The sweet gooey pastries were messy to eat but delicious. Althea finished them, returned her bowl and used her sticky hands as an excuse to go back to the yard pump. A grape arbor screened the kitchen yard from the main entrance, but the new leaves were still tiny. Althea could watch the departing carriages through the twining branches. She recognized Cerwin Trell and his little sister as they left. The Shuyev family had also come. There were several other Trader families that Althea recognized more by crest than by face. It made her realize how long it had been since she had truly belonged to their social circle. Gradually the number of carriages dwindled. Davad Restart was one of the last to depart. Shortly after that, a team of white horses arrived drawing a Rain Wild coach. The windows were heavily curtained and the crest on the door was an unfamiliar one. It looked something like a chicken with a hat. An open wagon was drawn up behind it and a train of servants began carrying luggage and trunks from the house to that conveyance. So. The Rain Wild Traders had been houseguests at the Vestrit home. Increasingly mysterious, Althea thought to herself. Crane her neck as she might, she got no more than a glimpse of the departing family. Rain Wilders were always veiled by day and this group was no exception. Althea had no idea who they were or why they were staying at the Vestrit home. It made her uneasy. Had Kyle chosen to renew their trading connections there? Had her mother and sister supported such an idea?

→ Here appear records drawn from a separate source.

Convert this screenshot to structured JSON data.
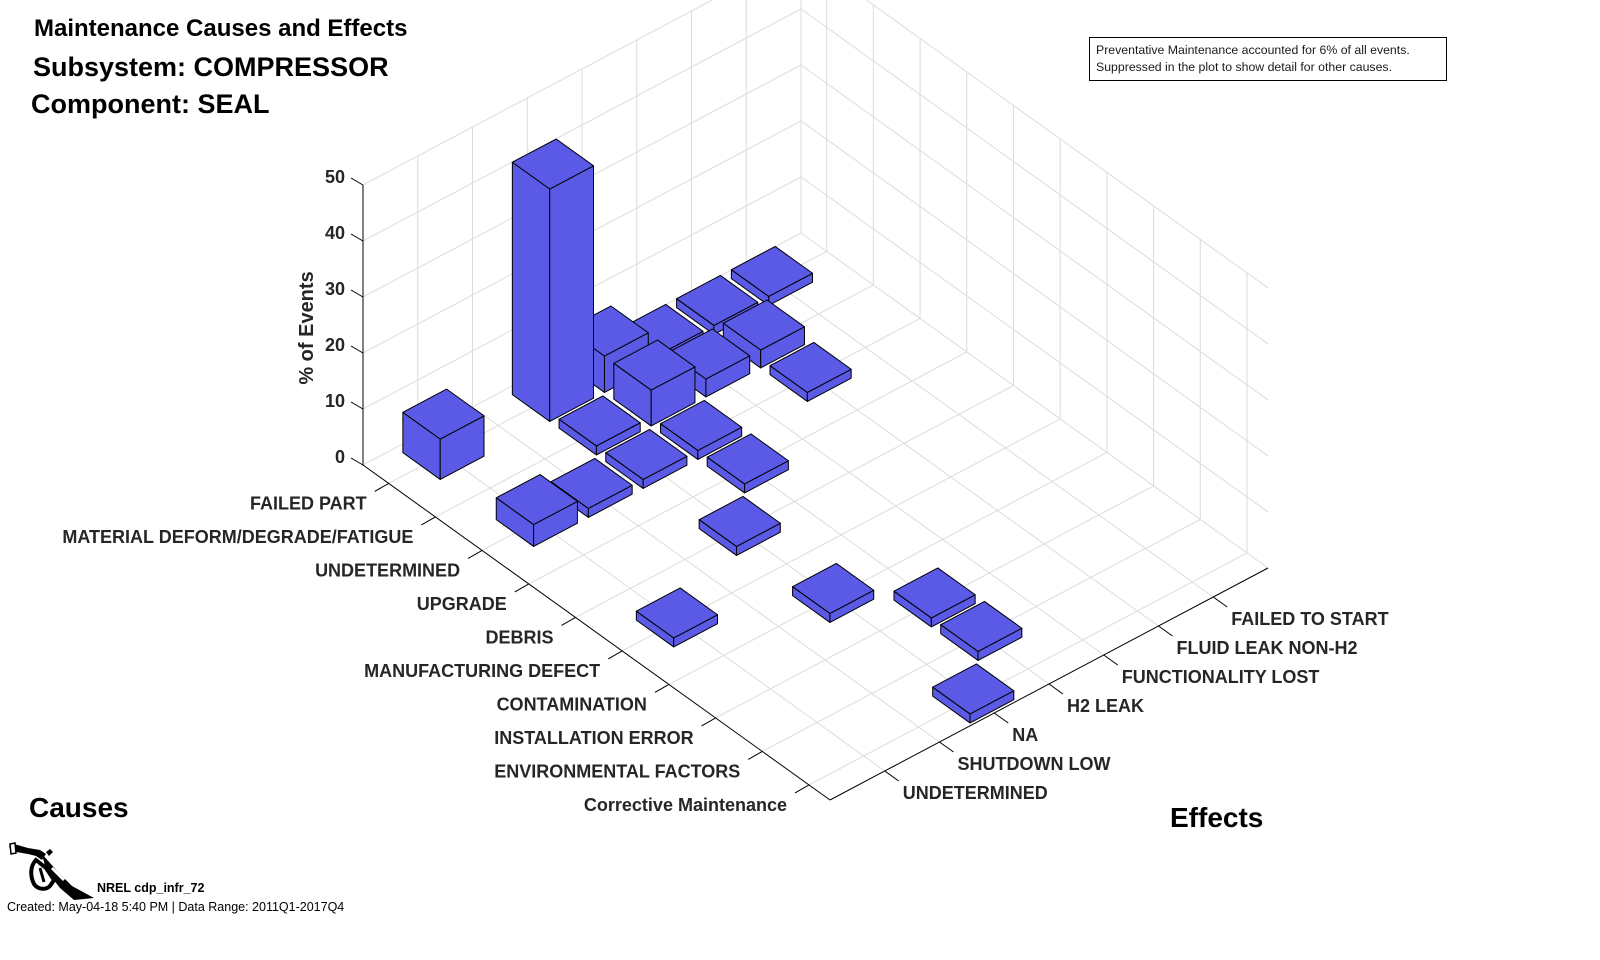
{
  "titles": {
    "line1": "Maintenance Causes and Effects",
    "line2": "Subsystem: COMPRESSOR",
    "line3": "Component: SEAL"
  },
  "annotation": {
    "line1": "Preventative Maintenance accounted for 6% of all events.",
    "line2": "Suppressed in the plot to show detail for other causes."
  },
  "axis_group_labels": {
    "causes": "Causes",
    "effects": "Effects"
  },
  "footer": {
    "logo_icon": "fuel-nozzle-icon",
    "id": "NREL cdp_infr_72",
    "created": "Created: May-04-18  5:40 PM | Data Range: 2011Q1-2017Q4"
  },
  "colors": {
    "bar": "#5A5AE6",
    "bar_edge": "#000000",
    "grid": "#DCDCDC",
    "axis": "#000000",
    "tick_label": "#262626"
  },
  "chart_data": {
    "type": "bar3d",
    "title": "Maintenance Causes and Effects",
    "subtitle": [
      "Subsystem: COMPRESSOR",
      "Component: SEAL"
    ],
    "zlabel": "% of Events",
    "xlabel": "Causes",
    "ylabel": "Effects",
    "zlim": [
      0,
      50
    ],
    "zticks": [
      0,
      10,
      20,
      30,
      40,
      50
    ],
    "grid": true,
    "causes": [
      "FAILED PART",
      "MATERIAL DEFORM/DEGRADE/FATIGUE",
      "UNDETERMINED",
      "UPGRADE",
      "DEBRIS",
      "MANUFACTURING DEFECT",
      "CONTAMINATION",
      "INSTALLATION ERROR",
      "ENVIRONMENTAL FACTORS",
      "Corrective Maintenance"
    ],
    "effects": [
      "UNDETERMINED",
      "SHUTDOWN LOW",
      "NA",
      "H2 LEAK",
      "FUNCTIONALITY LOST",
      "FLUID LEAK NON-H2",
      "FAILED TO START"
    ],
    "values": [
      [
        7.2,
        0,
        41.5,
        6.5,
        1.6,
        1.6,
        1.6
      ],
      [
        0,
        0,
        1.6,
        6.4,
        3.2,
        3.2,
        0
      ],
      [
        3.9,
        1.6,
        1.6,
        1.6,
        0,
        1.6,
        0
      ],
      [
        0,
        0,
        0,
        1.6,
        0,
        0,
        0
      ],
      [
        0,
        0,
        1.6,
        0,
        0,
        0,
        0
      ],
      [
        1.6,
        0,
        0,
        0,
        0,
        0,
        0
      ],
      [
        0,
        0,
        1.6,
        0,
        0,
        0,
        0
      ],
      [
        0,
        0,
        0,
        1.6,
        0,
        0,
        0
      ],
      [
        0,
        0,
        0,
        1.6,
        0,
        0,
        0
      ],
      [
        0,
        0,
        1.6,
        0,
        0,
        0,
        0
      ]
    ],
    "annotation": "Preventative Maintenance accounted for 6% of all events. Suppressed in the plot to show detail for other causes."
  }
}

Had Kyle taken Vivacia up the Rain River?

She clenched her fists at the idea. When the kitchen maid tugged at her sleeve, she spun on her, startling the poor girl. “Beg pardon,” Althea apologized immediately.

The maid looked at her strangely. “Mistress Vestrit will see you now.”

Althea suffered herself to be led back into her own home and down the familiar hallway to the morning room. Everywhere were the festive signs of guests and lively company. Vases of flowers filled every alcove and perfume lingered in the air. When she had left, this had been a house of mourning and family contention. Now the household seemed to have forgotten those difficult days and her with them. It did not seem fair that while she had toiled through hardship, her sister and mother had indulged in social celebration. By the time they reached the morning room, the simmering confusion inside her was so great she guarded against it breaking forth as anger.